I've seen it up close myself; last year, one of my three sons was diagnosed with autism. He is on the high-functioning end of the spectrum, just like the main character on The Good Doctor. But there is little familiar to me in the show's depiction of autism, and I would rather watch a show about the man my son might actually be in twenty or thirty years.
"For someone to make it through college, medical school, clinical rotations, and internship, by the time they got to residency they would likely have developed more compensatory skills," says Voulgarakis. "Their social deficits would not be as apparent as they are portrayed in 'The Good Doctor,' or as they were in the even more dramatised case of Dr. Dixon, the brilliant heart surgeon who was briefly on 'Grey's Anatomy' [in season five]." [line about dixon]
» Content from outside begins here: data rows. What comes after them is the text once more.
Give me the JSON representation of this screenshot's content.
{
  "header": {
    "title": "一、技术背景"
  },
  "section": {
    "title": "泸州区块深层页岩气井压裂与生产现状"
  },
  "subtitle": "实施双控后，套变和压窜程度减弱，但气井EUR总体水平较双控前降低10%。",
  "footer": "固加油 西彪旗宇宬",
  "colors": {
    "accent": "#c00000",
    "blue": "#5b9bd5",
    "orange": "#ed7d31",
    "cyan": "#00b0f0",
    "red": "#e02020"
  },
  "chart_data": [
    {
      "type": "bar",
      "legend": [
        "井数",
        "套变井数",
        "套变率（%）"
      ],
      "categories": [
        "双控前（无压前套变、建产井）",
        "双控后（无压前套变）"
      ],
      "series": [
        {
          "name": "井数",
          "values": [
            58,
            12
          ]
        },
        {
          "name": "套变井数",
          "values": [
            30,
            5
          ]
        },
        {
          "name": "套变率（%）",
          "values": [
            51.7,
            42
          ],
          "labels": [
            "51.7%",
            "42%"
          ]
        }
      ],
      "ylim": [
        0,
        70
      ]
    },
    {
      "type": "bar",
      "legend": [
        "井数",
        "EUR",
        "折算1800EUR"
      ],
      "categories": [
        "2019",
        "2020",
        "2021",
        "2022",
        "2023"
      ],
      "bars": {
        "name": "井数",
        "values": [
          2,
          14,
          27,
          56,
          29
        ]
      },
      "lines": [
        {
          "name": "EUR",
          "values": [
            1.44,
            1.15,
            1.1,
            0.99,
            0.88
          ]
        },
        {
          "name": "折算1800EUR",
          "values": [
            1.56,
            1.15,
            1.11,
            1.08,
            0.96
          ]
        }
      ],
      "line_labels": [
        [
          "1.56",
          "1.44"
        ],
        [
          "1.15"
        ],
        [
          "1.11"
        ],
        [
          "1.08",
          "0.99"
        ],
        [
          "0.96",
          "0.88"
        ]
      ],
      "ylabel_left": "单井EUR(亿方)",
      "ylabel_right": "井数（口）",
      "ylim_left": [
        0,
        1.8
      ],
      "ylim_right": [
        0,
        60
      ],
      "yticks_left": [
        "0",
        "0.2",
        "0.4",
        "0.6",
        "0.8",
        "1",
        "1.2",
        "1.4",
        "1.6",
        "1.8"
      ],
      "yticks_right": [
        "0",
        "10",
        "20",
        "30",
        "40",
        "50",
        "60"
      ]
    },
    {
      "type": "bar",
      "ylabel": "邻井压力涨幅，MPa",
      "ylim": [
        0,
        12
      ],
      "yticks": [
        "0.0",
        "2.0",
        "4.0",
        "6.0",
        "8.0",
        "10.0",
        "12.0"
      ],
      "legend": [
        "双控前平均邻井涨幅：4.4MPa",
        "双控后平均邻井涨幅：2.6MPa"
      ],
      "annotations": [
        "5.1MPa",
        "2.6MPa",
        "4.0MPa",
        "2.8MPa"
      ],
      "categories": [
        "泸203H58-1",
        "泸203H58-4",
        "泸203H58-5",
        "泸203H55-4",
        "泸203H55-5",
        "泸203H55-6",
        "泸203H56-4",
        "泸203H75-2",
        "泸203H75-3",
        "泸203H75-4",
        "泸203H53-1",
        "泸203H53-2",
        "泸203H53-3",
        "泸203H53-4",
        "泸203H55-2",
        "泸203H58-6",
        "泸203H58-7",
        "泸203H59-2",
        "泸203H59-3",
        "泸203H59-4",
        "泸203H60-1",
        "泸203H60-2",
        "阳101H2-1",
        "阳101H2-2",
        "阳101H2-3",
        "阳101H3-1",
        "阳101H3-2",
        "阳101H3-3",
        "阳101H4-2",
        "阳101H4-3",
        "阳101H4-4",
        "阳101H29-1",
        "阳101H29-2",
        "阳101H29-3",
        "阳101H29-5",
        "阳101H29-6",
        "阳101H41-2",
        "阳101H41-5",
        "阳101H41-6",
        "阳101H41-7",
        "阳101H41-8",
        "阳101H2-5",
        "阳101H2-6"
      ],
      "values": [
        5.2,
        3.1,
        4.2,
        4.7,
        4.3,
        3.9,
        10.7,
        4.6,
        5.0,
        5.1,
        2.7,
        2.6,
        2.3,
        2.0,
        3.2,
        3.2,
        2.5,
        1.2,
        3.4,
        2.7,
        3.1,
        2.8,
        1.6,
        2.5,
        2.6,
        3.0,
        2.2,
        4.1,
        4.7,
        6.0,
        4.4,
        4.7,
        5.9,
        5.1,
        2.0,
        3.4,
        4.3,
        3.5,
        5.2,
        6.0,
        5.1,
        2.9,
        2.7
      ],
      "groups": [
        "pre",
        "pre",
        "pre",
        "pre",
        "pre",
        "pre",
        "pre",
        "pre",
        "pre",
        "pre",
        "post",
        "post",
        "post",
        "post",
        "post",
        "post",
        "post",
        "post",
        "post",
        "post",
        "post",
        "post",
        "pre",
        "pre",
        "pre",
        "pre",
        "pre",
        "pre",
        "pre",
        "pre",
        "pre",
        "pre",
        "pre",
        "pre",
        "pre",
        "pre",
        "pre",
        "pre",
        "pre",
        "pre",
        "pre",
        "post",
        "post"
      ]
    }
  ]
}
Although my son is smart and likes to help people—and could certainly become a doctor one day if he had the desire—he's not a savant. If he decided to pursue a career in medicine, what would his life actually look like?
He might ace his medical boards, but have to carefully rehearse his bedside manner to avoid seeming brusque or uncaring. He might look forward to the moment when he could lock himself in his office to complete paperwork, craving silence and solitude. He might cite statistics and studies in a sincere attempt to be comforting when a fearful patient asks about the life expectancy of a cancer diagnosis. He might bottle up his frustrations during the day, maintaining a composed veneer of professionalism, and then release his pent-up emotions on his spouse when he returns home.
Perhaps the more important question is this: How would people respond to him if he did behave this way? Remember, he wouldn't have the saving grace of being supernaturally smart. He wouldn't be Dr. Shaun Murphy—he would just be himself, part of the ungifted majority of people with autism.
If he wasn't a savant, how would people treat him? I don't know the answer. But if someone made a television show about that character, I'd watch it.